Cet algorithme, ce sont d’autres neurones, différents des cellules de lieu, qui vont le fournir : les cellules de grille (notez au passage que la traduction française de grid cells est particulièrement ignoble).

Lorsque l’on implante à une souris une électrode non pas dans l’hippocampe, mais dans une région toute proche, le cortex entorhinal, on observe une activité neuronale étrange en fonction des mouvements de la souris.

Le cortex entorhinal borde l'hippocampe. C'est lui qui contient les cellules de grille, dont on peut voir le motif de décharge sur le plan bleu. Au contraire, les cellules de lieu font partie de l'hippocampe. Elles ne déchargent qu'à un endroit précis, comme l'indique le plan orange.


Comme pour les cellules de lieu hippocampales, ces neurones présents dans le cortex entorhinal s’activent en fonction de la position de la souris dans sa cage. Mais contrairement aux cellules de lieu, elles ne s’activent pas à un lieu unique. Lorsque l’on laisse la souris implantée se balader librement dans sa cage, on se rend compte qu’une cellule de grille s’active à plusieurs endroits, formant sur l’enregistrement des points régulièrement espacés formant une grille de motif triangulaire.

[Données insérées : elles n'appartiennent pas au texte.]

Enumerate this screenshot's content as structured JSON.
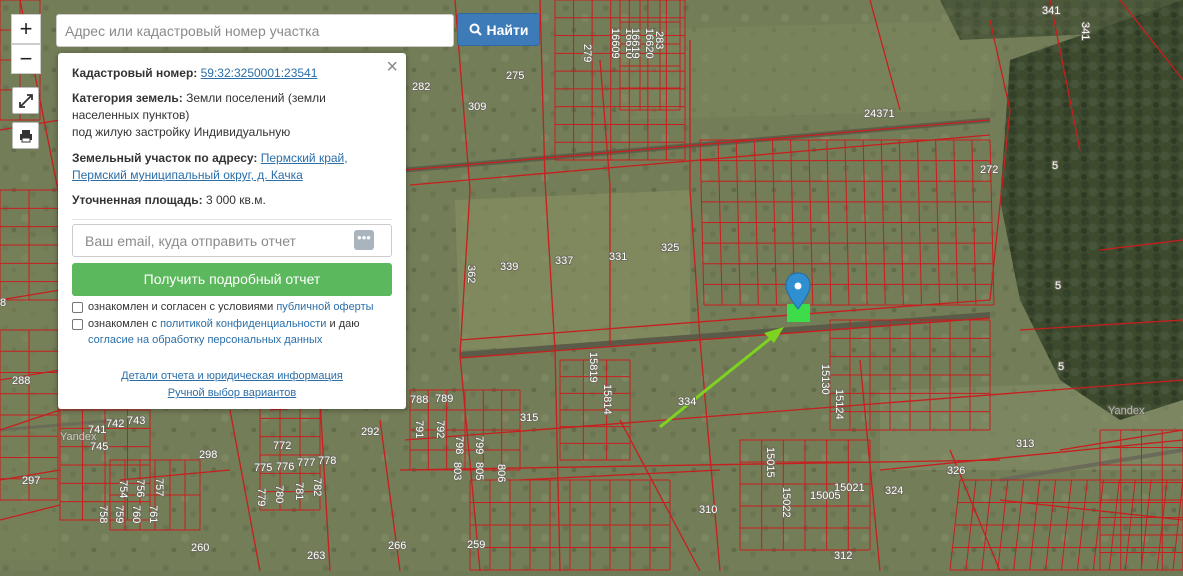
{
  "search": {
    "placeholder": "Адрес или кадастровый номер участка",
    "button_label": "Найти",
    "button_icon": "search-icon"
  },
  "map_controls": {
    "zoom_in": "+",
    "zoom_out": "−",
    "fullscreen_icon": "expand-icon",
    "print_icon": "printer-icon"
  },
  "popup": {
    "cadastral_label": "Кадастровый номер:",
    "cadastral_number": "59:32:3250001:23541",
    "category_label": "Категория земель:",
    "category_text1": "Земли поселений (земли",
    "category_text2": "населенных пунктов)",
    "category_text3": "под жилую застройку Индивидуальную",
    "address_label": "Земельный участок по адресу:",
    "address_link1": "Пермский край,",
    "address_link2": "Пермский муниципальный округ, д. Качка",
    "area_label": "Уточненная площадь:",
    "area_value": "3 000 кв.м.",
    "email_placeholder": "Ваш email, куда отправить отчет",
    "get_report_button": "Получить подробный отчет",
    "consent1_text": "ознакомлен и согласен с условиями",
    "consent1_link": "публичной оферты",
    "consent2_text": "ознакомлен с",
    "consent2_link": "политикой конфиденциальности",
    "consent2_text2": "и даю",
    "consent2_link2": "согласие на обработку персональных данных",
    "details_link": "Детали отчета и юридическая информация",
    "manual_link": "Ручной выбор вариантов"
  },
  "map_labels": {
    "items": [
      "341",
      "341",
      "275",
      "279",
      "16609",
      "16610",
      "16619",
      "16620",
      "283",
      "282",
      "309",
      "24371",
      "272",
      "5",
      "5",
      "5",
      "337",
      "339",
      "331",
      "325",
      "362",
      "288",
      "8",
      "315",
      "334",
      "15819",
      "15814",
      "15130",
      "15124",
      "292",
      "298",
      "297",
      "310",
      "324",
      "326",
      "313",
      "312",
      "259",
      "260",
      "263",
      "266",
      "15015",
      "15022",
      "15005",
      "15021",
      "788",
      "789",
      "772",
      "775",
      "776",
      "777",
      "778",
      "779",
      "780",
      "781",
      "782",
      "791",
      "792",
      "798",
      "799",
      "803",
      "805",
      "806",
      "741",
      "742",
      "743",
      "745",
      "754",
      "756",
      "757",
      "758",
      "759",
      "760",
      "761"
    ]
  },
  "watermark": {
    "left": "Yandex",
    "right": "Yandex"
  },
  "colors": {
    "boundary": "#c81e1e",
    "search_button": "#3d7ab8",
    "report_button": "#5cb85c",
    "marker": "#2f8fd0",
    "selected_parcel": "#3ddc4a",
    "arrow": "#7ed321"
  }
}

Lorsqu'on enregistre UNE cellule de grille pendant que la souris se déplace dans une cage, on observe ce genre de motif. Une même cellule de grille s'active à plusieurs endroits de la cage, formant entre chaque lieu un motif en forme de triangle. 


Regardez cette seconde vidéo. Vous pouvez y apercevoir le tracé correspondant au parcours de la souris dans sa cage. Une électrode est implantée dans son cortex entorhinal et enregistre une cellule de grille : le rouge correspond à une activation importante de la cellule, alors que le bleu signifie que la cellule est désactivée. On peut commencer à voir se former plusieurs spots qui formeront une grille. Si l’on relie ces spots entre eux, on obtiendra des triangles équilatéraux.




Si l’on enregistre au moyen d’une deuxième électrode l’activité de la cellule de grille adjacente, on remarquera la formation sur l’enregistrement d’une grille similaire, mais légèrement décalée.

De la même manière que les antennes relai permettent de « triangulariser » un appel téléphonique et de localiser un téléphone portable, les cellules de grilles, en intégrant la vitesse et la direction des mouvements de la souris, permettent qu’elle se localise sur ses cartes cérébrales !

Ainsi donc, si les cellules de lieu de l’hippocampe correspondent aux cartes que vous téléchargez dans votre GPS, les cellules de grilles correspondent elles aux algorithmes du GPS qui permettent de calculer un itinéraire !

Ces sont ces cellules de grille qui vous permettront, une fois vos courses finies, de faire le chemin de la sortie du magasin jusqu’à votre cellule de lieu –pardon, jusqu’à votre voiture !

C’est donc la combinaison entre 2 types de cellules qui vous permettent de retrouver votre voiture une fois vos courses finies. Les premières correspondent à une carte cérébrale de votre environnement, et les autres déterminent le chemin pour aller d’un point A à un point B.

La découverte des cellules de lieu et des cellules de grille, respectivement par John O’Keefe et par les époux Moser leur vaudront le prix Nobel de médecine en 2014.






SOURCES :
- Moser, E. I., Kropff, E., & Moser, M. B. (2008). Place cells, grid cells, and the brain's spatial representation system. Neuroscience, 31(1), 69.